There is a fair amount of angst regarding Prop 11, designed to address the very real problems presented by the U.S. Supreme Court’s Kelo v New London decision. In that case, the Supreme Court eviscerated our property rights by allowing local government to take one person’s property and give it to another in the name of economic development or tax revenue growth. The only exception is if the particular state where the action occurs prohibits such takings. Texas currently does not.
Proposition 11 attempts to do that, stopping the very real abuses underway right now.
From Freeport to El Paso, municipalities have been hard at work with plans to gobble up “under-utilized” properties. That is, property they want to give to someone else who will generate more taxes with it. These are real, clear and present threats.
Many well-meaning folks are arguing against the proposition for what it might do, or might someday allow, or because they fear it isn’t strong enough. Those are in some cases fair concerns, but they can be resolved in the future. Again, the property rights abuses are clear, present, imminent and, in many cases, already underway. So make no mistake, Prop 11 is much stronger protection than anything on the books.
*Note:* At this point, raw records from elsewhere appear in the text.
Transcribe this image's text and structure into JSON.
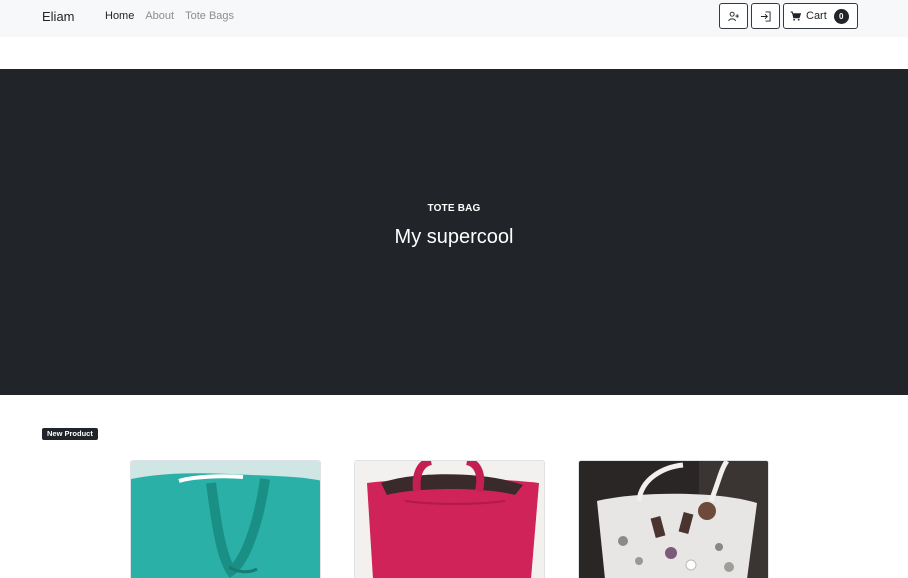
{
  "navbar": {
    "brand": "Eliam",
    "links": [
      {
        "label": "Home",
        "active": true
      },
      {
        "label": "About",
        "active": false
      },
      {
        "label": "Tote Bags",
        "active": false
      }
    ],
    "buttons": {
      "register_icon": "user-plus-icon",
      "login_icon": "sign-in-icon",
      "cart_icon": "cart-icon",
      "cart_label": "Cart",
      "cart_count": "0"
    }
  },
  "hero": {
    "eyebrow": "TOTE BAG",
    "title": "My supercool",
    "background": "#212529"
  },
  "products": {
    "badge": "New Product",
    "items": [
      {
        "name": "teal-tote-bag",
        "color": "#2ab0a7"
      },
      {
        "name": "pink-tote-bag",
        "color": "#d0235a"
      },
      {
        "name": "floral-tote-bag",
        "color": "#e8e6e4"
      }
    ]
  }
}
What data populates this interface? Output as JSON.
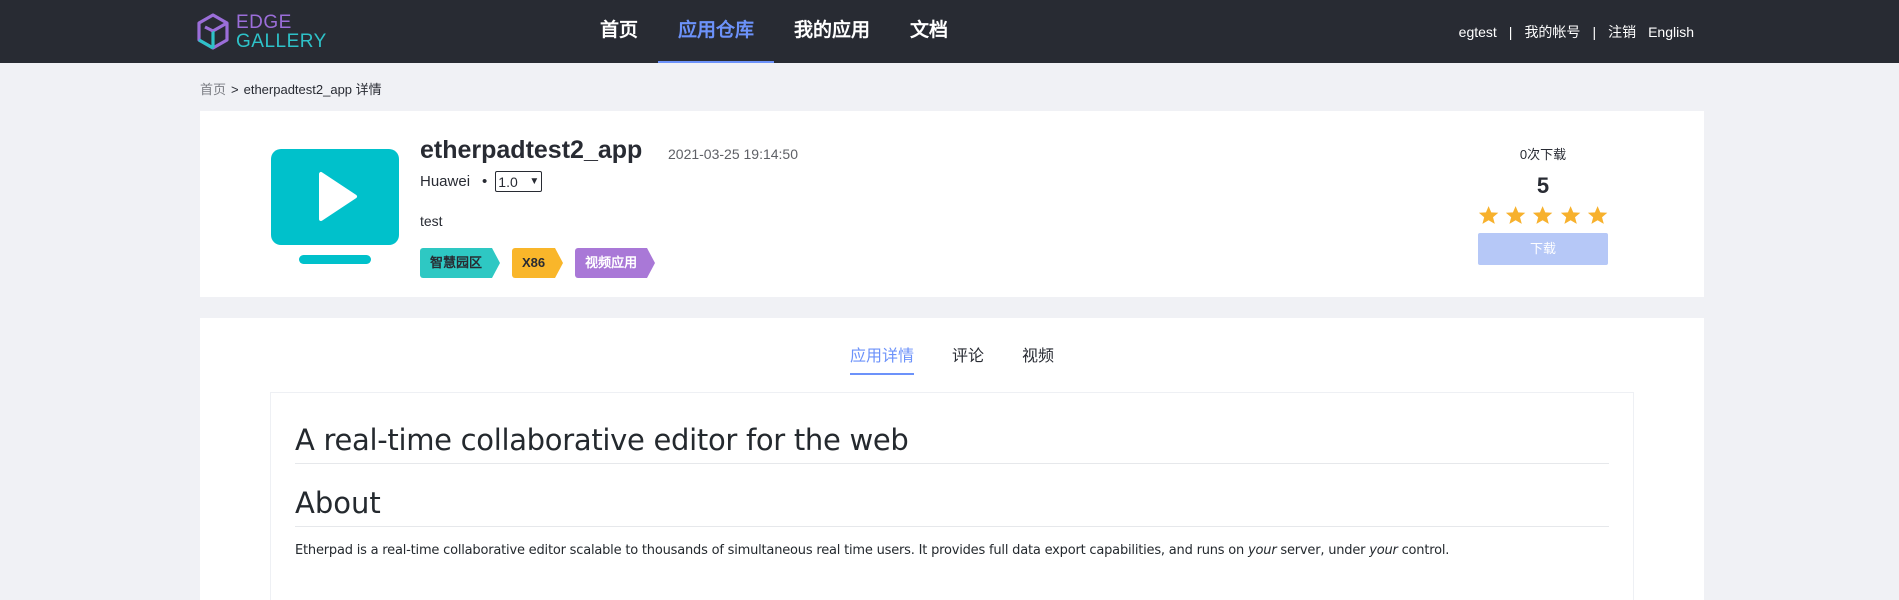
{
  "header": {
    "logo": {
      "line1": "EDGE",
      "line2": "GALLERY"
    },
    "nav": [
      {
        "label": "首页",
        "active": false
      },
      {
        "label": "应用仓库",
        "active": true
      },
      {
        "label": "我的应用",
        "active": false
      },
      {
        "label": "文档",
        "active": false
      }
    ],
    "user": {
      "username": "egtest",
      "separator": "|",
      "account": "我的帐号",
      "logout": "注销",
      "language": "English"
    }
  },
  "breadcrumb": {
    "home": "首页",
    "arrow": ">",
    "current": "etherpadtest2_app 详情"
  },
  "app": {
    "name": "etherpadtest2_app",
    "date": "2021-03-25 19:14:50",
    "provider": "Huawei",
    "dot": "•",
    "version": "1.0",
    "description": "test",
    "tags": [
      "智慧园区",
      "X86",
      "视频应用"
    ],
    "icon": "video-play-icon",
    "downloads_text": "0次下载",
    "score": "5",
    "rating": 5,
    "download_label": "下载",
    "colors": {
      "icon": "#00c1cb",
      "star": "#f7b12d",
      "accent": "#6c92fa"
    }
  },
  "detail": {
    "tabs": [
      {
        "label": "应用详情",
        "active": true
      },
      {
        "label": "评论",
        "active": false
      },
      {
        "label": "视频",
        "active": false
      }
    ],
    "readme": {
      "title": "A real-time collaborative editor for the web",
      "heading": "About",
      "para_start": "Etherpad is a real-time collaborative editor scalable to thousands of simultaneous real time users. It provides full data export capabilities, and runs on ",
      "para_em1": "your",
      "para_mid": " server, under ",
      "para_em2": "your",
      "para_end": " control."
    }
  }
}
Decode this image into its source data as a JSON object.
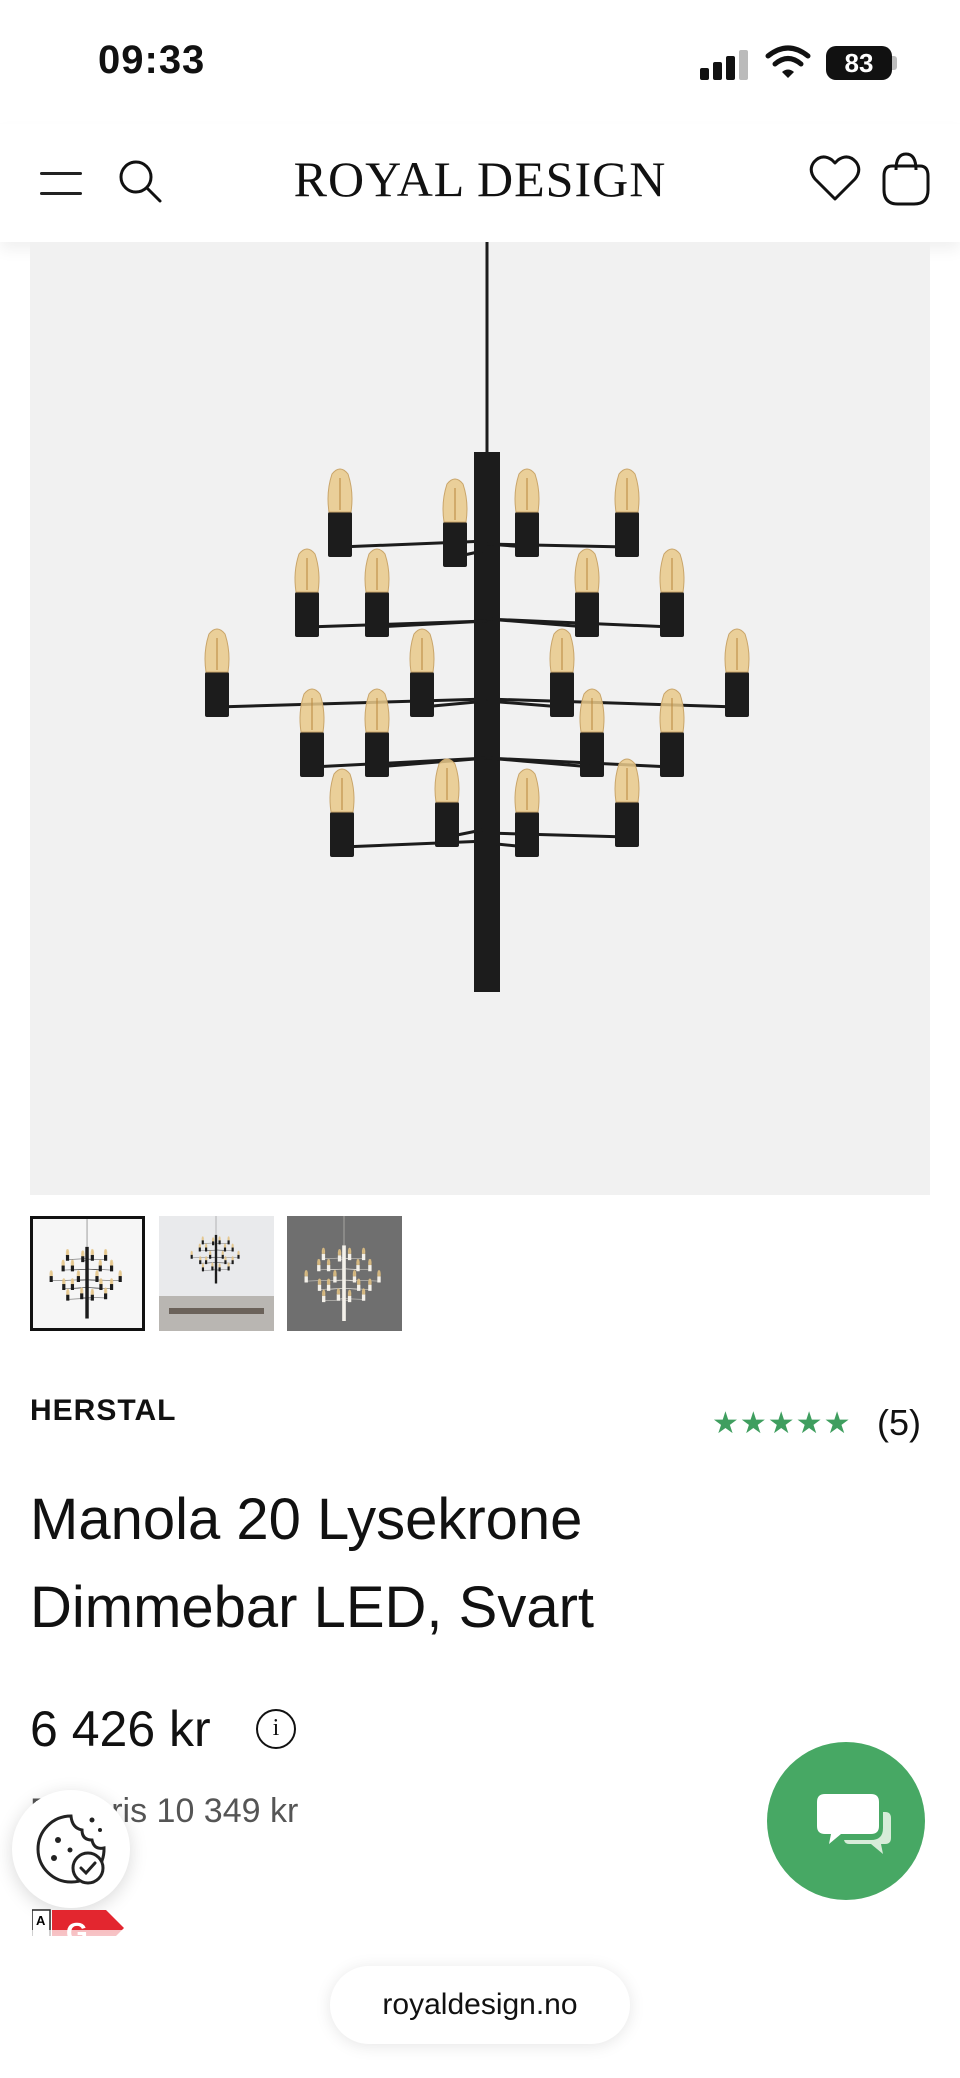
{
  "status_bar": {
    "time": "09:33",
    "battery": "83"
  },
  "header": {
    "logo": "ROYAL DESIGN"
  },
  "product": {
    "brand": "HERSTAL",
    "rating_stars": "★★★★★",
    "rating": 5,
    "review_count": "(5)",
    "title": "Manola 20 Lysekrone Dimmebar LED, Svart",
    "price": "6 426 kr",
    "original_price": "Før pris 10 349 kr",
    "energy_class": "G",
    "thumbnails": [
      "thumbnail-1",
      "thumbnail-2",
      "thumbnail-3"
    ],
    "selected_thumbnail": 0
  },
  "browser": {
    "url": "royaldesign.no"
  },
  "colors": {
    "accent_green": "#47a864",
    "star_green": "#3f9e5f",
    "energy_red": "#e3262f"
  },
  "icons": [
    "menu-icon",
    "search-icon",
    "heart-icon",
    "bag-icon",
    "info-icon",
    "cookie-icon",
    "chat-icon"
  ]
}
Specifically, Prop 11 forbids “the taking, damaging, or destroying of private property for public use unless the action is for the ownership, use, and enjoyment of the property by the State, a political subdivision of the State, the public at large, or entities granted the power of eminent domain under law or for the elimination of urban blight on a particular parcel of property, but not for certain economic development or enhancement of tax revenue purposes, and to limit the legislature’s authority to grant the power of eminent domain to an entity.”
The most important part is at the front: prohibiting government from taking lands that the government won’t itself be using. That means your property might still be taken to build a school or a prison, but it won’t be handed over to a developer of coffee shops or minimarts. Second, it prohibits takings for economic development or to generate more taxes. Finally, it limits the legislature’s future authority to hand out eminent domain power.
If one is worried about the boogey-man behind the distant tree, then it can and should be addressed in the next session. This amendment is important for very real threats and dangers faced by property owners around the state, right now. Private property rights are fundamental to our liberty. I hope you’ll join us in supporting Prop 11.